Ama sadece Hürriyet’i yazmam, dile getirdiğim etik sorunların sadece Hürriyet’te olduğu anlamına gelmiyor. Hürriyet’teki sorunlar, Türkiye’deki bütün medya kuruluşlarında da üç aşağı beş yukarı yaşanıyor. Medya mensuplarının yazdıklarımı sadece Hürriyet’e özgü kabul etmesi, oradan hareketle tartışması, yazılar yazması hem haksızlık hem de sorunun gerçek boyutlarını görmezden gelmek.
Örneğin, bir süre önce Instagram’da “ürün yerleştirme” konusunda bir yazı yazdım. Kimileri bunu medyanın genel sorunu olarak görüp üzerine gitmek yerine, yine Hürriyet (ve Doğan Medya Grubu) üzerinden yazıp çizmeyi yeğledi. Oysa başka medya kuruluşlarında da Instagram’da “ürün yerleştirme” yapanlar var. Somutlaştırmak açısından üç örnek vereyim. Sabah’ın Günaydın ekinde yazan 683 bin takipçisi olan bir kadın yazarın, Habertürk’te yazan 56 bin takipçisi olan yazarın ya da Vatan’da yazan 23 bin takipçili bir erkek yazarın hesaplarına bir bakın. Marka çantalardan mekânlara, mağazalara ve giysilere kadar ürün yerleştirmelerle dolu değil mi?

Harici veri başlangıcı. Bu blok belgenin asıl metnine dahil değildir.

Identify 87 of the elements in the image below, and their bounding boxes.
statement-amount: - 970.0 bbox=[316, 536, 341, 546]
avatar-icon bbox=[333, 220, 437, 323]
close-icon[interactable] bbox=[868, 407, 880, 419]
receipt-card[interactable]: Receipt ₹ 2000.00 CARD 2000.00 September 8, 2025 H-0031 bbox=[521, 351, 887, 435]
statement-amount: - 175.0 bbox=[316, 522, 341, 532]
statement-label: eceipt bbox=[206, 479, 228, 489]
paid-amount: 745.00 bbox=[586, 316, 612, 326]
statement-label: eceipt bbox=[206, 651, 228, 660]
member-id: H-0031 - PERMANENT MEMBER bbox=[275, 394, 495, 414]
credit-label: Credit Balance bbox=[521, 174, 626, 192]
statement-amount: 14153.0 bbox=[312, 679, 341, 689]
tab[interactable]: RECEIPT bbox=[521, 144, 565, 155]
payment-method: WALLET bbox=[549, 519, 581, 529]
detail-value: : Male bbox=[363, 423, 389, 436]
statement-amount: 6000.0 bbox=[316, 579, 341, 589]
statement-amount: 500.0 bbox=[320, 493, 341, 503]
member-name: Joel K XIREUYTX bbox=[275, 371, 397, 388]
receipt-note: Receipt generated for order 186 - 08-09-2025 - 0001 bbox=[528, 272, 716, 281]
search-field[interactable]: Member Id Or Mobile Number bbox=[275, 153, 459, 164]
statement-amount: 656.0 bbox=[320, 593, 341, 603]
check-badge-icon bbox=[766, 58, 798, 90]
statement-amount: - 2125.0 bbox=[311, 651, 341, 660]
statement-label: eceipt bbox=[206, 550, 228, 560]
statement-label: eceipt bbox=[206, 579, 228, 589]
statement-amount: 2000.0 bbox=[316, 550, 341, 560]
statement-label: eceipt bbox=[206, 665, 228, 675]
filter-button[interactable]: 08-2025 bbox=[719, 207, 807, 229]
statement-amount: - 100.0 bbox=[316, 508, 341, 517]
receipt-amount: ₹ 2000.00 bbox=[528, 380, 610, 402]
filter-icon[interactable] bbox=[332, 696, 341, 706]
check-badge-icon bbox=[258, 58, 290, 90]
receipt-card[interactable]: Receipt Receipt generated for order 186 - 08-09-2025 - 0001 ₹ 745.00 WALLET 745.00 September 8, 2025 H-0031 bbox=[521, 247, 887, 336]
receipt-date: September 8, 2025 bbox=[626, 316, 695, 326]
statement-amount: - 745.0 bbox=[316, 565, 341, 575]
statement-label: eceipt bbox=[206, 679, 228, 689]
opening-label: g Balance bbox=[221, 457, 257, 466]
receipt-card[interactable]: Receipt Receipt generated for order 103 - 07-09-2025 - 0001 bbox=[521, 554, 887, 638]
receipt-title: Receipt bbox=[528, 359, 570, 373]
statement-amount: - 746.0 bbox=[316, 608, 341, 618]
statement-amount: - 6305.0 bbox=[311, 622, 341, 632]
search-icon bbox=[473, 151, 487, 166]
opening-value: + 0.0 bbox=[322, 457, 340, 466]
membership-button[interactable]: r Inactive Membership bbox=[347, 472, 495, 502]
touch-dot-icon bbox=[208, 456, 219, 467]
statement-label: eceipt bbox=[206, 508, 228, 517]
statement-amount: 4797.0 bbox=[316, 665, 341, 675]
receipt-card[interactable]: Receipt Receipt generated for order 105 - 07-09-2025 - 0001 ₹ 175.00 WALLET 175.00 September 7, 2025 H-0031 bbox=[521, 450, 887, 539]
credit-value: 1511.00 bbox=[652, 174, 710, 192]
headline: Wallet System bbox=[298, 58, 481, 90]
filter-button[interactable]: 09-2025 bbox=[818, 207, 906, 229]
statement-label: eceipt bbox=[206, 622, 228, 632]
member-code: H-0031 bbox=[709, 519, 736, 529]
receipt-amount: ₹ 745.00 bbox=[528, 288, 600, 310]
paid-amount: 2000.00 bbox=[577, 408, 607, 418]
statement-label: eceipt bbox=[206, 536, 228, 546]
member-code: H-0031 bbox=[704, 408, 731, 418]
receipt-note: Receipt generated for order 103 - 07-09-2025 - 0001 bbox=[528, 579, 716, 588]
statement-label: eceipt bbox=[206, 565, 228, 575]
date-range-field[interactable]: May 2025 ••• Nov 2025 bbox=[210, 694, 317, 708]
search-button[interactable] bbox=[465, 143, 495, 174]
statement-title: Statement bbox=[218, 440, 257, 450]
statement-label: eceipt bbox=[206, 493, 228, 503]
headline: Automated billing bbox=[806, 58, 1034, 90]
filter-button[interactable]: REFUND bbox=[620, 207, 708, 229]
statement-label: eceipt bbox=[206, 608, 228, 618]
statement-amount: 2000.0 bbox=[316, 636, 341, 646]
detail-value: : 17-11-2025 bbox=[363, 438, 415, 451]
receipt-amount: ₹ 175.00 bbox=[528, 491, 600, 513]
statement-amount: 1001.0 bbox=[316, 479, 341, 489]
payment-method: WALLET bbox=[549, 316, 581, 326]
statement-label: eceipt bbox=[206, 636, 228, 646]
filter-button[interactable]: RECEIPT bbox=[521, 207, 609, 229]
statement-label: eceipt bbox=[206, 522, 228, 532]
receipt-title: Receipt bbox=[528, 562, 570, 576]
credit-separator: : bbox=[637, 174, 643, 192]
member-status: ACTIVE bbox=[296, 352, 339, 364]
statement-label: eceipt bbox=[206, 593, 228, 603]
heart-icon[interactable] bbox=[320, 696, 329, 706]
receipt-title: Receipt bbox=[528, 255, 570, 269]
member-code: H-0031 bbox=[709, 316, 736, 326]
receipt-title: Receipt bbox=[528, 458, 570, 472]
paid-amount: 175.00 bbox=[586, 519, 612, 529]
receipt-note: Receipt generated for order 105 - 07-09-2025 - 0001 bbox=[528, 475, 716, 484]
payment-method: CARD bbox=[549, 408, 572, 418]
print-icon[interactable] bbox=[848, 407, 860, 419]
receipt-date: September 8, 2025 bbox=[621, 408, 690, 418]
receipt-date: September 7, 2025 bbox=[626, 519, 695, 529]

Bu kadar da değil, başka medya kuruluşlarında da tatil yörelerinde mekân açan, sevgilisinin Alaçatı’daki mekânını sosyal medyada tanıtan, Instagram’da ürün yerleştirme yapan, yüksek ücretlerle DJ’lik yapan, bütün gezilere kendisi giden servis yöneticisi, tatillerini bedavaya getiren, arşiv fotoğraflarını satan, dışarıya fotoğraf çeken, partilere parayla ünlü götüren ve katılan isimler yok mu? Elbette var ve öbür medya kuruluşlarında bunlar görmezden geliniyor.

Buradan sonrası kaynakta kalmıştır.